A scraping device according to claim 11, characterized in that the hydraulic system (80) further comprises:
- a first one-way restrictor valve (84a) arranged in the first hydraulic line (L1) and configured to restrict the hydraulic flow in the first hydraulic line (L1) away from the second chamber (35) of the first main hydraulic cylinder (30a), to thereby cause a build-up of hydraulic pressure in the fifth hydraulic line (L5) when hydraulic fluid is fed into the first chamber (34) of the first main hydraulic cylinder (30a) via the fifth hydraulic line (L5); and

- a second one-way restrictor valve (84b) arranged in the third hydraulic line (L3) and configured to restrict the hydraulic flow in the third hydraulic line (L3) away from the second chamber (35) of the second main hydraulic cylinder (30b), to thereby cause a build-up of hydraulic pressure in the sixth hydraulic line (L6) when hydraulic fluid is fed into the first chamber (34) of the second main hydraulic cylinder (30b) via the sixth hydraulic line (L6).

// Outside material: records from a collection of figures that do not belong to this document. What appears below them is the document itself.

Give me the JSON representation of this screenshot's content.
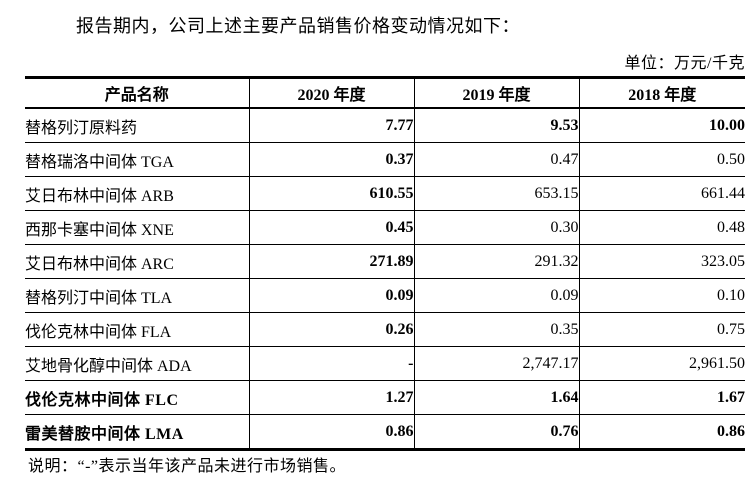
{
  "document": {
    "intro_text": "报告期内，公司上述主要产品销售价格变动情况如下：",
    "unit_label": "单位：万元/千克",
    "note_text": "说明：“-”表示当年该产品未进行市场销售。"
  },
  "table": {
    "columns": [
      "产品名称",
      "2020 年度",
      "2019 年度",
      "2018 年度"
    ],
    "rows": [
      {
        "name": "替格列汀原料药",
        "name_style": "normal",
        "values": [
          "7.77",
          "9.53",
          "10.00"
        ],
        "value_bold": [
          true,
          true,
          true
        ]
      },
      {
        "name": "替格瑞洛中间体 TGA",
        "name_style": "normal",
        "values": [
          "0.37",
          "0.47",
          "0.50"
        ],
        "value_bold": [
          true,
          false,
          false
        ]
      },
      {
        "name": "艾日布林中间体 ARB",
        "name_style": "normal",
        "values": [
          "610.55",
          "653.15",
          "661.44"
        ],
        "value_bold": [
          true,
          false,
          false
        ]
      },
      {
        "name": "西那卡塞中间体 XNE",
        "name_style": "normal",
        "values": [
          "0.45",
          "0.30",
          "0.48"
        ],
        "value_bold": [
          true,
          false,
          false
        ]
      },
      {
        "name": "艾日布林中间体 ARC",
        "name_style": "normal",
        "values": [
          "271.89",
          "291.32",
          "323.05"
        ],
        "value_bold": [
          true,
          false,
          false
        ]
      },
      {
        "name": "替格列汀中间体 TLA",
        "name_style": "normal",
        "values": [
          "0.09",
          "0.09",
          "0.10"
        ],
        "value_bold": [
          true,
          false,
          false
        ]
      },
      {
        "name": "伐伦克林中间体 FLA",
        "name_style": "normal",
        "values": [
          "0.26",
          "0.35",
          "0.75"
        ],
        "value_bold": [
          true,
          false,
          false
        ]
      },
      {
        "name": "艾地骨化醇中间体 ADA",
        "name_style": "normal",
        "values": [
          "-",
          "2,747.17",
          "2,961.50"
        ],
        "value_bold": [
          true,
          false,
          false
        ]
      },
      {
        "name": "伐伦克林中间体 FLC",
        "name_style": "kai-bold",
        "values": [
          "1.27",
          "1.64",
          "1.67"
        ],
        "value_bold": [
          true,
          true,
          true
        ]
      },
      {
        "name": "雷美替胺中间体 LMA",
        "name_style": "kai-bold",
        "values": [
          "0.86",
          "0.76",
          "0.86"
        ],
        "value_bold": [
          true,
          true,
          true
        ]
      }
    ]
  },
  "colors": {
    "text": "#000000",
    "border": "#000000",
    "background": "#ffffff"
  }
}
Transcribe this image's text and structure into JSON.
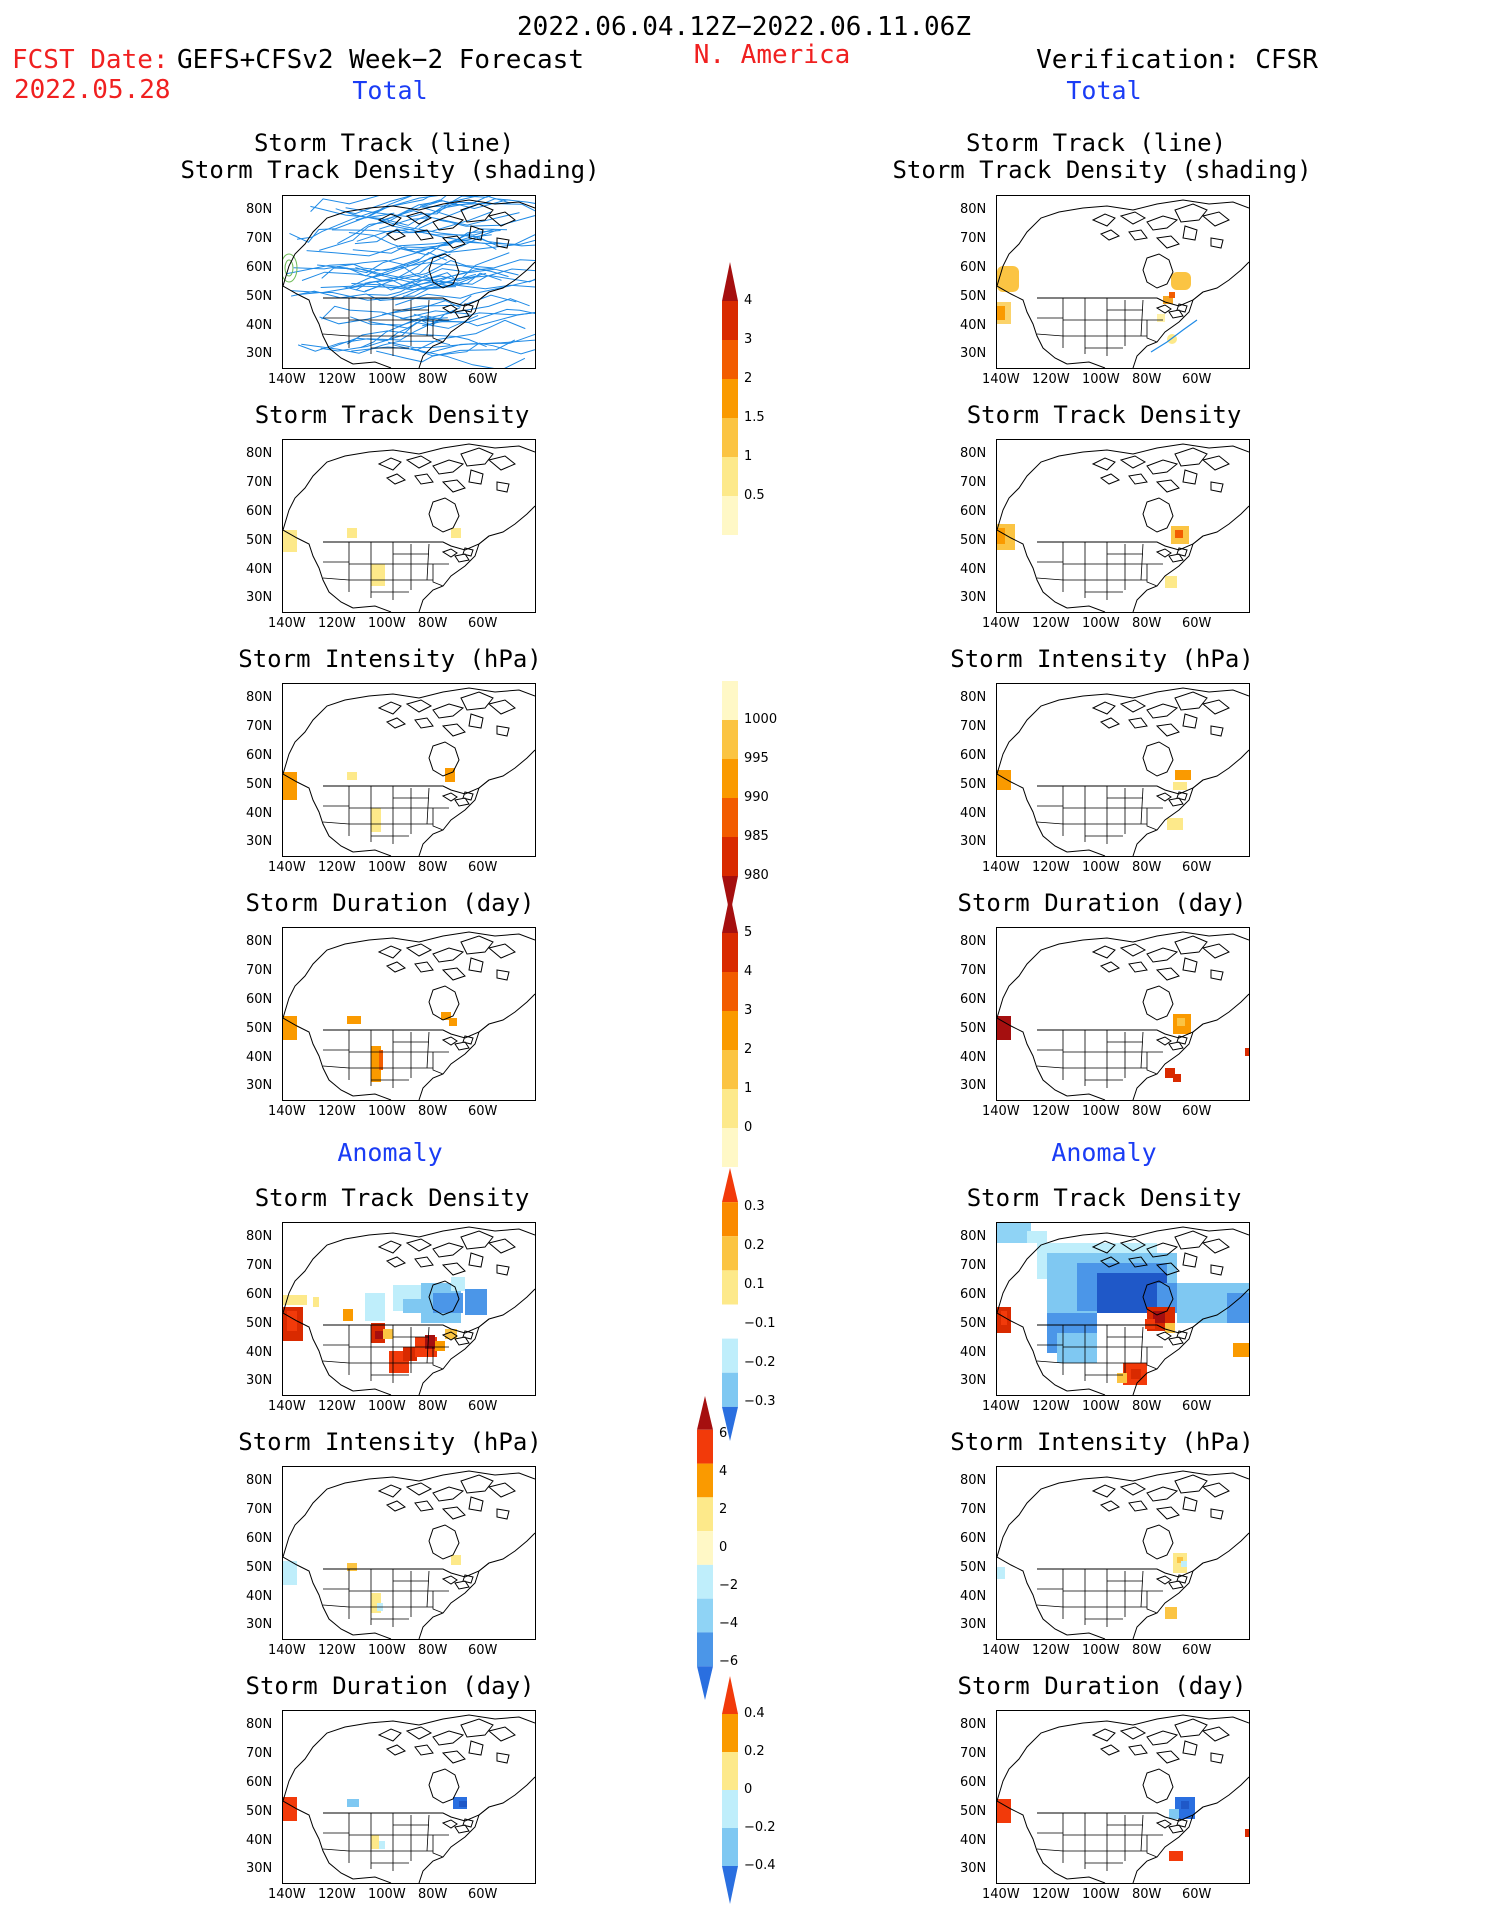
{
  "header": {
    "date_range": "2022.06.04.12Z−2022.06.11.06Z",
    "fcst_date_label": "FCST Date:",
    "fcst_date_value": "2022.05.28",
    "forecast_label": "GEFS+CFSv2 Week−2 Forecast",
    "region": "N. America",
    "verification": "Verification: CFSR"
  },
  "sections": {
    "total": "Total",
    "anomaly": "Anomaly"
  },
  "axes": {
    "lat_labels": [
      "80N",
      "70N",
      "60N",
      "50N",
      "40N",
      "30N"
    ],
    "lon_labels": [
      "140W",
      "120W",
      "100W",
      "80W",
      "60W"
    ]
  },
  "panels": {
    "storm_track_title_1": "Storm Track (line)",
    "storm_track_title_2": "Storm Track Density (shading)",
    "density": "Storm Track Density",
    "intensity": "Storm Intensity (hPa)",
    "duration": "Storm Duration (day)"
  },
  "colorbars": [
    {
      "id": "density",
      "labels": [
        "4",
        "3",
        "2",
        "1.5",
        "1",
        "0.5"
      ],
      "colors": [
        "#a50f0f",
        "#d92a00",
        "#f25c00",
        "#fa9a00",
        "#fbc443",
        "#fde98a",
        "#fff8c6"
      ],
      "top_arrow": true,
      "bottom_arrow": false
    },
    {
      "id": "intensity",
      "labels": [
        "1000",
        "995",
        "990",
        "985",
        "980"
      ],
      "colors": [
        "#fff8c6",
        "#fbc443",
        "#fa9a00",
        "#f25c00",
        "#d92a00",
        "#a50f0f"
      ],
      "top_arrow": false,
      "bottom_arrow": true
    },
    {
      "id": "duration",
      "labels": [
        "5",
        "4",
        "3",
        "2",
        "1",
        "0"
      ],
      "colors": [
        "#a50f0f",
        "#d92a00",
        "#f25c00",
        "#fa9a00",
        "#fbc443",
        "#fde98a",
        "#fff8c6"
      ],
      "top_arrow": true,
      "bottom_arrow": false
    },
    {
      "id": "anom_density",
      "labels": [
        "0.3",
        "0.2",
        "0.1",
        "−0.1",
        "−0.2",
        "−0.3"
      ],
      "colors": [
        "#f23a0a",
        "#fa8a00",
        "#fbc443",
        "#fde98a",
        "#ffffff",
        "#bfeefb",
        "#7fc8f2",
        "#2a6fe0"
      ],
      "top_arrow": true,
      "bottom_arrow": true
    },
    {
      "id": "anom_intensity",
      "labels": [
        "6",
        "4",
        "2",
        "0",
        "−2",
        "−4",
        "−6"
      ],
      "colors": [
        "#a50f0f",
        "#f23a0a",
        "#fa9a00",
        "#fde98a",
        "#fff8c6",
        "#bfeefb",
        "#8fd3f5",
        "#4b96e8",
        "#2a6fe0"
      ],
      "top_arrow": true,
      "bottom_arrow": true
    },
    {
      "id": "anom_duration",
      "labels": [
        "0.4",
        "0.2",
        "0",
        "−0.2",
        "−0.4"
      ],
      "colors": [
        "#f23a0a",
        "#fa9a00",
        "#fde98a",
        "#bfeefb",
        "#7fc8f2",
        "#2a6fe0"
      ],
      "top_arrow": true,
      "bottom_arrow": true
    }
  ],
  "colors": {
    "track_line": "#1e8ae6",
    "title_red": "#f02020",
    "section_blue": "#1a3cf5"
  }
}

A scraping device according to claim 11 or 12, characterized in that the hydraulic system (80) further comprises:
- a seventh hydraulic line (L7) arranged between the fifth hydraulic line (L5) and the second chamber (75) of the first auxiliary hydraulic cylinder (70a) in order to allow fluid flow from the fifth hydraulic line (L5) to this chamber (75) when the first load-holding valve (82a) is in its open position; and

- an eighth hydraulic line (L8) arranged between the sixth hydraulic line (L6) and the second chamber (75) of the second auxiliary hydraulic cylinder (70b) in order to allow fluid flow from the sixth hydraulic line (L6) to this chamber (75) when the second load-holding valve (82b) is in its open position.